Japan executes the perpetrator of the Akihabara massacre by hanging

by time news

Japan has executed this Tuesday the author of the “akihabara massacre“, one of the deadliest and notorious events in recent years in the country, in which seven people died and ten were injured in 2008 in the crowded commercial center of electronics in Tokio.

Tomohiro Katoalso known as the “Akihabara murderer”, was executed this Tuesday at the age of 39 in the Gallow, as established by Japanese law. Kato made a “meticulous preparation” for the attack and showed a “strong intention to kill”, as reported in a press conference by the Japanese Minister of Justice, Yoshihisa Furukawa. “The death sentence in this case was reached by sufficient court deliberation. Based on this fact, I approved the execution after extremely strict scrutiny,” he added.

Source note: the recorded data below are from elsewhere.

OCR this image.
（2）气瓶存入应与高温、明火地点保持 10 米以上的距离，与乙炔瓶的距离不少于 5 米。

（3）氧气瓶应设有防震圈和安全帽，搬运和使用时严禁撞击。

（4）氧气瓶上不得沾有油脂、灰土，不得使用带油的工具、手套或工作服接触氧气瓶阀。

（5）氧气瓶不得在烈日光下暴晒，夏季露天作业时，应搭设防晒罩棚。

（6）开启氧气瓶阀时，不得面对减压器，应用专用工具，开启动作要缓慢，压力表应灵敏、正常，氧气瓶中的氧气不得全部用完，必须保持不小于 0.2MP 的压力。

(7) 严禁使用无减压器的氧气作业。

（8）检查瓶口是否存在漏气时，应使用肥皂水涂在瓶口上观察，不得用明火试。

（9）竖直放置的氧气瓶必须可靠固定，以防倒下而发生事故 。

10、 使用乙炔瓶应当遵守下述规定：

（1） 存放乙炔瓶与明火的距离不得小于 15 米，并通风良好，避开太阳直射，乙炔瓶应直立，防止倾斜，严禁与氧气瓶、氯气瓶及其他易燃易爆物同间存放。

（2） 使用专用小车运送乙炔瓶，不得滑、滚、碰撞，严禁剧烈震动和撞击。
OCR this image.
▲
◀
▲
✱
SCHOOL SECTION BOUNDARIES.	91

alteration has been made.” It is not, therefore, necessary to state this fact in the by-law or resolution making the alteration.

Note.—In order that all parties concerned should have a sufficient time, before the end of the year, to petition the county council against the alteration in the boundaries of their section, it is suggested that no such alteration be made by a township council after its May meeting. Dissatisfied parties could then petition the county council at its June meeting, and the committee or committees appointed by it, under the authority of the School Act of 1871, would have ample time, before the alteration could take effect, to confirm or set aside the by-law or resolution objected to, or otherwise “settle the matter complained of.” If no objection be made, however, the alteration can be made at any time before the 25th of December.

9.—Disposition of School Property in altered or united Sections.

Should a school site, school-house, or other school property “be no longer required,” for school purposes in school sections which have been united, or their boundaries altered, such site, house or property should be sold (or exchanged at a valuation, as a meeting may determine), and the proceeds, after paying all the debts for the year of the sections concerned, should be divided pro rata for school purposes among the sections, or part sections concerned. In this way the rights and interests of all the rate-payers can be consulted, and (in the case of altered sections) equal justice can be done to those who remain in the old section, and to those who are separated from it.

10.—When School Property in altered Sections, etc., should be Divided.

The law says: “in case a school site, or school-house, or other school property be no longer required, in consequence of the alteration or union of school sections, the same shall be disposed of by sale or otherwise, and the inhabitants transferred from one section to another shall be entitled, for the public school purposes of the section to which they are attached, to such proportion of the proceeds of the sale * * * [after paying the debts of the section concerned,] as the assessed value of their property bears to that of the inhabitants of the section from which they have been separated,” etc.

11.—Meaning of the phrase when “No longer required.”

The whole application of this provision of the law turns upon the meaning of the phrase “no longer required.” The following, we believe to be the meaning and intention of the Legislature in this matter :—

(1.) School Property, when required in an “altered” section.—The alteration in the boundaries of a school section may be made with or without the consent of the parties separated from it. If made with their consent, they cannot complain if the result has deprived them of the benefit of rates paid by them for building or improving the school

Kato carried out the killing on June 8, 2008, telling police that he had gone “to Akihabara to kill people, it didn’t matter who he killed.” He was 25 years old at the time of the attack. He was detained at the scene shortly after the attacks, in which he rammed a rented truck into a crowd, before getting out of the vehicle and stabbing random people. “This is a very painful case that had very serious consequences and shocked society,” Furukawa said on Tuesday.

The son of a banker, Kato, sentenced to death in 2011, grew up in the northern prefecture of Aomori where he graduated from a first-rate college. He failed his university entrance exams and later studied auto mechanics.

messages on the internet

According to prosecutors, his self-esteem plummeted after a woman he chatted with on internet he abruptly stopped emailing her when he sent her a picture of himself. His anger at the general public grew when his comments on a public internet bulletin board, including his plans to carry out the massacre, elicited no reaction, they added.

While awaiting trial, Kato wrote to a 56-year-old taxi driver, injured in the massacre, to express his regret. The victims “were enjoying their lives, they had dreams, promising futures, families, lovers, friends and colleagues,” Kato wrote, according to a copy published in the weekly Shukan Asahi. He also said that he was sorry during his court hearing. “Let me take this opportunity to apologize,” he said.

As a result of this crime, which occurred seven years after the massacre committed by a man armed with a butcher knife in an elementary school in Osaka (west), the Japanese authorities prohibited the possession of double-edged daggers with blades of more than 5 .5 centimeters.

Death penalty

Kato’s execution is the first application of the death penalty in Japan since last December, when three people convicted of murder were executed by hanging on the same day.

Related news

Japan and USA are among the last industrialized and democratic countries still applying the capital punishmenta punishment that has broad support in Japanese public opinion.

The Japanese government believes that “it is not appropriate” to abolish the death penalty, considering that “heinous crimes such as murders in mass and murders during armed robberies continue to occur frequently,” the justice minister said on Tuesday.